Ufa, apareceu a margarida. O que será que aconteceu?
Ela não quis falar, falou que ligaria novamente. Perguntou que horário te encontrava em casa. Eu respondi que essa era uma pergunta difícil. Ela conhece o pai que tem.
Se ela ligar novamente, pede o telefone dela. O dever me chama, tenho que resolver umas pendências lá no Epifania.
O Velho se trocou, despediu-se de Francisca e desceu para o Epifania. Ficou imaginando o que seria que Beatriz queria. Muito tempo que não a via. Raramente vinha a São Paulo. O Velho também nunca a visitou. Achava um martírio a viagem até o interior. Trocavam cartas.
Um ano que não via o neto. Como será que estaria? E o genro? Nunca foi com a cara dele. Sentimento recíproco.
O viço das árvores da avenida soprava-lhe os cabelos. Evocou novamente Beatriz. Lembrou da moringa de barro que ganhou em Atibaia, interior paulista, de um produtor de frutas. Segundo o produtor, o utensílio, nos tempos em que não havia energia elétrica, servia para refrescar a água. Não gelava como uma geladeira, mas também não esquentava a água, mantendo-a num frescor agradável. A relação com Bia era exatamente assim. Temperança.
Osório, uma cerveja hoje, por favor.
Que isso, Velho Buk? Vai na gelada hoje?
Preciso refrescar a cachola.
Problemas, meu amigo?
Possivelmente, Osório.
Acho que não. Tenho boas notícias. Localizei Adélia. Ela está trabalhando numa boate na Boca do Lixo. Estou com o endereço aqui. O Judenir, aquele cobrador de ônibus, que sempre está aqui, foi quem a encontrou. A esposa meteu o pé na bunda dele e ele foi para a zona esquecer um pouco a situação.

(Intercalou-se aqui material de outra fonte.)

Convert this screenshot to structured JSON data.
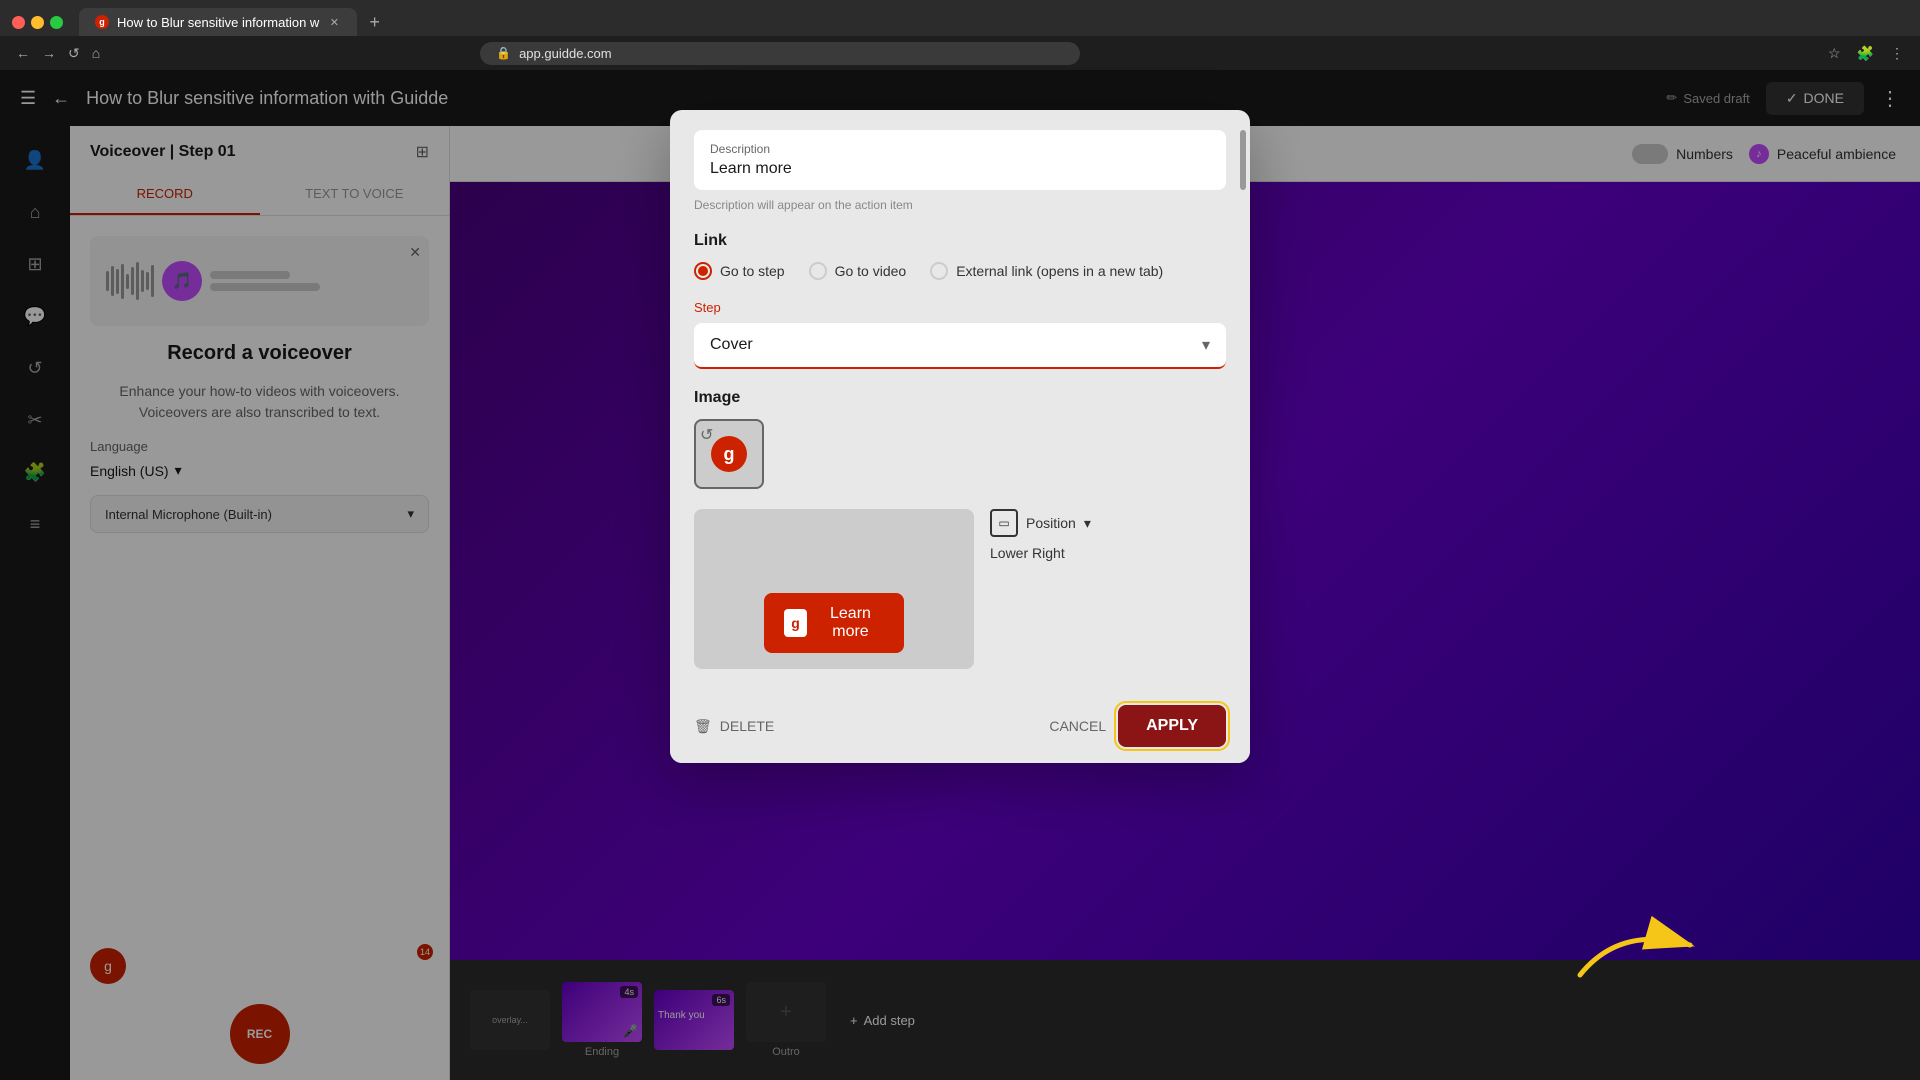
{
  "browser": {
    "tab_title": "How to Blur sensitive information w",
    "url": "app.guidde.com",
    "tab_icon": "g",
    "new_tab_label": "+"
  },
  "header": {
    "menu_icon": "☰",
    "back_icon": "←",
    "title": "How to Blur sensitive information with Guidde",
    "saved_draft": "Saved draft",
    "done_label": "DONE",
    "more_icon": "⋮",
    "pencil_icon": "✏"
  },
  "left_panel": {
    "title": "Voiceover | Step 01",
    "tab_record": "RECORD",
    "tab_text_to_voice": "TEXT TO VOICE",
    "record_title": "Record a voiceover",
    "record_subtitle": "Enhance your how-to videos with voiceovers.\nVoiceovers are also transcribed to text.",
    "language_label": "Language",
    "language_value": "English (US)",
    "microphone_label": "Internal Microphone (Built-in)",
    "rec_label": "REC"
  },
  "right_panel": {
    "numbers_label": "Numbers",
    "music_label": "Peaceful ambience",
    "add_step_label": "Add step"
  },
  "timeline": {
    "items": [
      {
        "label": "Ending",
        "duration": "4s",
        "type": "purple"
      },
      {
        "label": "Thank you",
        "duration": "6s",
        "type": "purple"
      },
      {
        "label": "Outro",
        "type": "add"
      }
    ]
  },
  "dialog": {
    "description_label": "Description",
    "description_value": "Learn more",
    "description_hint": "Description will appear on the action item",
    "link_title": "Link",
    "link_options": [
      {
        "id": "go_to_step",
        "label": "Go to step",
        "selected": true
      },
      {
        "id": "go_to_video",
        "label": "Go to video",
        "selected": false
      },
      {
        "id": "external_link",
        "label": "External link (opens in a new tab)",
        "selected": false
      }
    ],
    "step_label": "Step",
    "step_value": "Cover",
    "image_title": "Image",
    "position_label": "Position",
    "position_value": "Lower Right",
    "preview_btn_label": "Learn more",
    "delete_label": "DELETE",
    "cancel_label": "CANCEL",
    "apply_label": "APPLY",
    "arrow_annotation": true
  },
  "colors": {
    "brand_red": "#cc2200",
    "accent_purple": "#c44bff",
    "apply_bg": "#8b1414",
    "arrow_yellow": "#f5c518"
  },
  "icons": {
    "menu": "☰",
    "back": "←",
    "home": "⌂",
    "layers": "⊞",
    "chat": "💬",
    "refresh": "↺",
    "puzzle": "🧩",
    "list": "≡",
    "user_add": "👤",
    "gear": "⚙",
    "close": "✕",
    "dropdown": "▾",
    "music_note": "♪",
    "mic": "🎤",
    "position_icon": "▭",
    "trash": "🗑"
  }
}
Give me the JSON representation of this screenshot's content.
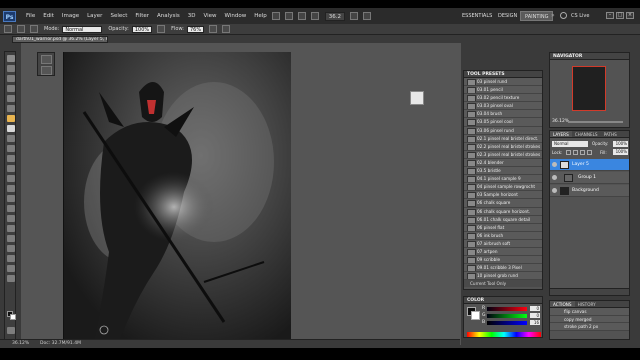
{
  "menubar": {
    "logo": "Ps",
    "items": [
      "File",
      "Edit",
      "Image",
      "Layer",
      "Select",
      "Filter",
      "Analysis",
      "3D",
      "View",
      "Window",
      "Help"
    ],
    "zoom": "36.2",
    "workspaces": [
      "ESSENTIALS",
      "DESIGN",
      "PAINTING"
    ],
    "active_workspace": "PAINTING",
    "cs_live": "CS Live"
  },
  "options": {
    "mode_label": "Mode:",
    "mode_value": "Normal",
    "opacity_label": "Opacity:",
    "opacity_value": "100%",
    "flow_label": "Flow:",
    "flow_value": "76%"
  },
  "document": {
    "tab_title": "darth01_warrior.psd @ 36.2% (Layer 5, RGB/8) *",
    "status_zoom": "36.12%",
    "status_doc": "Doc: 32.7M/91.4M"
  },
  "tool_presets": {
    "title": "TOOL PRESETS",
    "items": [
      "03 pinsel rund",
      "03.01 pencil",
      "03.02 pencil texture",
      "03.03 pinsel oval",
      "03.04 brush",
      "03.05 pinsel cool",
      "03.06 pinsel rund",
      "02.1 pinsel real bristel direct.",
      "02.2 pinsel real bristel strokes",
      "02.3 pinsel real bristel strokes",
      "02.4 blender",
      "03.5 bristle",
      "04.1 pinsel sample 9",
      "04 pinsel sample rowgrocht",
      "03 Sample horizont",
      "06 chalk square",
      "06 chalk square horizont.",
      "06.01 chalk square detail",
      "06 pinsel flat",
      "06 ink brush",
      "07 airbrush soft",
      "07 artpen",
      "09 scribble",
      "09.01 scribble 3 Pixel",
      "10 pinsel grob rund"
    ],
    "current_only": "Current Tool Only"
  },
  "color_panel": {
    "title": "COLOR",
    "labels": [
      "R",
      "G",
      "B"
    ],
    "values": [
      "0",
      "0",
      "16"
    ]
  },
  "navigator": {
    "title": "NAVIGATOR",
    "zoom": "36.12%"
  },
  "layers": {
    "tabs": [
      "LAYERS",
      "CHANNELS",
      "PATHS"
    ],
    "blend_mode": "Normal",
    "opacity_label": "Opacity:",
    "opacity_value": "100%",
    "lock_label": "Lock:",
    "fill_label": "Fill:",
    "fill_value": "100%",
    "items": [
      {
        "name": "Layer 5",
        "selected": true
      },
      {
        "name": "Group 1",
        "selected": false
      },
      {
        "name": "Background",
        "selected": false
      }
    ]
  },
  "actions": {
    "tabs": [
      "ACTIONS",
      "HISTORY"
    ],
    "items": [
      "flip canvas",
      "copy merged",
      "stroke path 2 px"
    ]
  }
}
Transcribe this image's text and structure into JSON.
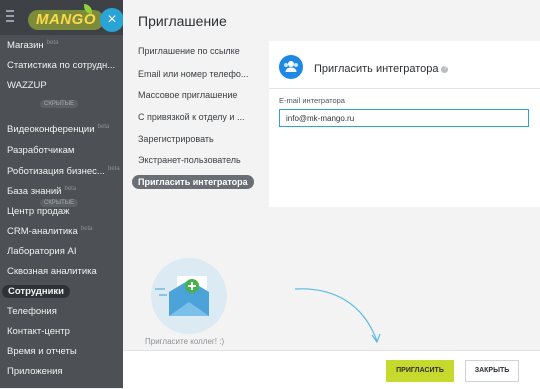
{
  "sidebar": {
    "logo": "MANGO",
    "close_glyph": "×",
    "items": [
      {
        "label": "Магазин",
        "badge": "beta"
      },
      {
        "label": "Статистика по сотрудн...",
        "badge": ""
      },
      {
        "label": "WAZZUP",
        "badge": ""
      },
      {
        "label": "Видеоконференции",
        "badge": "beta"
      },
      {
        "label": "Разработчикам",
        "badge": ""
      },
      {
        "label": "Роботизация бизнес...",
        "badge": "beta"
      },
      {
        "label": "База знаний",
        "badge": "beta"
      },
      {
        "label": "Центр продаж",
        "badge": ""
      },
      {
        "label": "CRM-аналитика",
        "badge": "beta"
      },
      {
        "label": "Лаборатория AI",
        "badge": ""
      },
      {
        "label": "Сквозная аналитика",
        "badge": ""
      },
      {
        "label": "Сотрудники",
        "badge": ""
      },
      {
        "label": "Телефония",
        "badge": ""
      },
      {
        "label": "Контакт-центр",
        "badge": ""
      },
      {
        "label": "Время и отчеты",
        "badge": ""
      },
      {
        "label": "Приложения",
        "badge": ""
      }
    ],
    "sep1": "СКРЫТЫЕ",
    "sep2": "СКРЫТЫЕ"
  },
  "panel": {
    "title": "Приглашение",
    "nav": [
      "Приглашение по ссылке",
      "Email или номер телефо...",
      "Массовое приглашение",
      "С привязкой к отделу и ...",
      "Зарегистрировать",
      "Экстранет-пользователь",
      "Пригласить интегратора"
    ]
  },
  "card": {
    "title": "Пригласить интегратора",
    "help": "?",
    "email_label": "E-mail интегратора",
    "email_value": "info@mk-mango.ru"
  },
  "illustration": {
    "caption": "Пригласите коллег! :)",
    "plus": "+"
  },
  "footer": {
    "invite_label": "ПРИГЛАСИТЬ",
    "close_label": "ЗАКРЫТЬ"
  },
  "colors": {
    "accent_blue": "#2aa4d6",
    "invite_green": "#c6da2d",
    "sidebar_bg": "#4d5155"
  }
}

Osório tirou do bolso do avental o papel envolto no maço de cigarros, que, se por um lado era de alumínio, do outro lado tivera a serventia de ser usado como anotação do endereço da boate.
Velho Buk procurou, no bolso da calça de tergal, a lupa, para conferir o endereço. Saiu a chave do apartamento, o relógio de bolso, moedas, uma propaganda de imóvel, que havia recebido na esquina, por uma adolescente que tremulava, desesperadamente, uma bandeira do condomínio à venda. Só depois encontrou a lente. Tudo conspirando para angustiar mais o Velho.
O Velho decifrou o garrancho, que mais parecia receita de médico e depois, finalmente, pode checar o endereço, mal conseguindo conter a euforia.